Moonlight pirouetted between his fingers, shadows twirling across the laminate like ballet-dancers, nimble and fleet-footed.

Forna turned his attention to the locked door, which had advanced into a new state of being. That is to say it was now open.

He stood in the doorway and looked into the room, where moonlight beams flooded through the window panel on the right wall, basking the double-bed in vivid grey, took the duvet softly in lunular palms, caressed the air with gentle and tranquil love; an immortal love that mankind would never know.

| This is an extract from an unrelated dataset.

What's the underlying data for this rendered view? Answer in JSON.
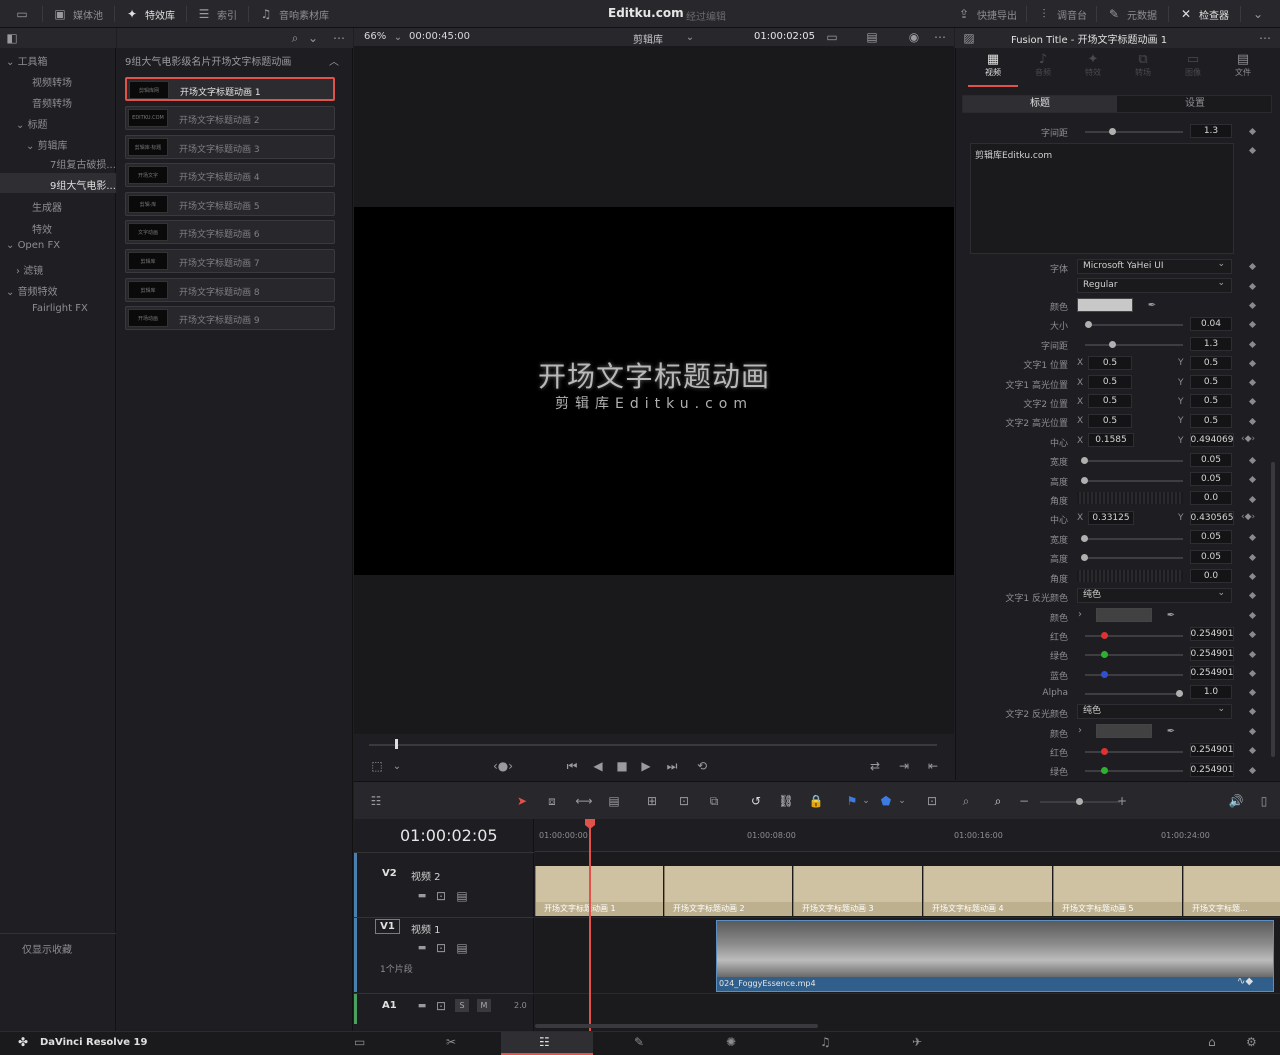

And laid on the bed like a buffet was a telescopic and rainbow flower-flotilla, tangled in the covers, a veritable petal-bouquet beautifully arranged in a precise circle, a colourfully vibrant halo that gradually and dutifully progressed through the spectrum of colour; orchids and lotuses and plum blossoms and chrysanthemum petals, left as if in offering, a floral donation that sparkled under the moon’s tender kiss.

Forna retreated backwards to the kitchen, rummaged through the cabinets until he found a bowl large enough for his intentions, and collected the petals; carefully, so as not to disturb the peace. As for the man, he must’ve left during the day when Forna was out exploring and gorging on the sights, and would tumble out of the elevator in a drunken stupor, bawl out another twisted and dexterous myth in a lip-curling slur, then pass out in his flower-sprouting bed.

That was Forna’s reasoning and given his environment, the evidence at hand, it was an astute deduction, a logical sequence of events that couldn’t by anything of this planet be revoked. But not all things of this planet are logical.

He was in the main-room, cupping the bowl in his palms, when he drifted into thoughts of Chang’e and her husband Hou Yi. The man had been correct: it was a horrible thought to watch your love hang in the night sky, to fear the stars poking through the black curtain, to reach towards her, unable to help, unable to see her.

Guangzhou spilled out below, a rolling and uniform spread of towers and apartment blocks, rambling roads and the windy Pearl River navigating between the cloud-high spires and pristine streets like a liquid snake, and then there was the moon, the full moon, far into the night-sky, a stocky white portal burning bright like a supernova; an orbicular disc cut out of the blackness to reveal the emptiness behind.

‘Hello?’

A voice from behind him tore Forna out of his daydream. He turned sluggishly, tired, hands clamped around the bowl like he was afraid he would lose it. It would be the beard-man, he thought, back from his alcohol-fuelled journey, ready to spin another yarn.

But the squat figure stepping out of the elevator hadn’t a facial hair to his name, nor was he bald, or as young as Forna’s temporary roommate. He was a stout man with thinning blonde hair, black thick-rimmed glasses, a rotund and protuberant belly that would take a lifetime of over-indulgence and laziness to swell, and a frame that looked like a squished grape, and seemed just as soft and malleable.

The man looked at Forna from behind glassy eyes, searching for an answer.

In surreal and heightened moments of realisation, the mind can move at a million thoughts per second, perform incredible gymnastics and wild acrobatics like a professional circus recitalist, and align all cerebral departments with governmental authority.

Forna’s mind tied together all the threads, and a weary, cold acceptance washed over him. It was impossible to fight against it; the will of gods and immortals supersedes the conscious of man.

The bowl in his hand, the flowers inside, the full moon beating down, the new lodger, and the love between two immortals, never united, never again to touch, and the flowery gifts one made to the other.

He opened the window gingerly, swung it inwards, and placed the bowl on the sill, where the previous night another bowl had been placed, let the petals inside taste the pure, untainted moonlight… where they were meant to be, and for the moon to taste them alike.

Then he swivelled towards the podgy lodger, eyes at the floor, head dropped to his chin. There was a role he had to play, regardless of his desires. This went above him. Hou Yi may have been dead, and nothing more than a man, but his legacy extended further than the meteor-pocked moon suspended in the sky. An offering had to be made. A sacrifice.

‘Let me tell you a story,’ he said, ‘about the sun and the moon.’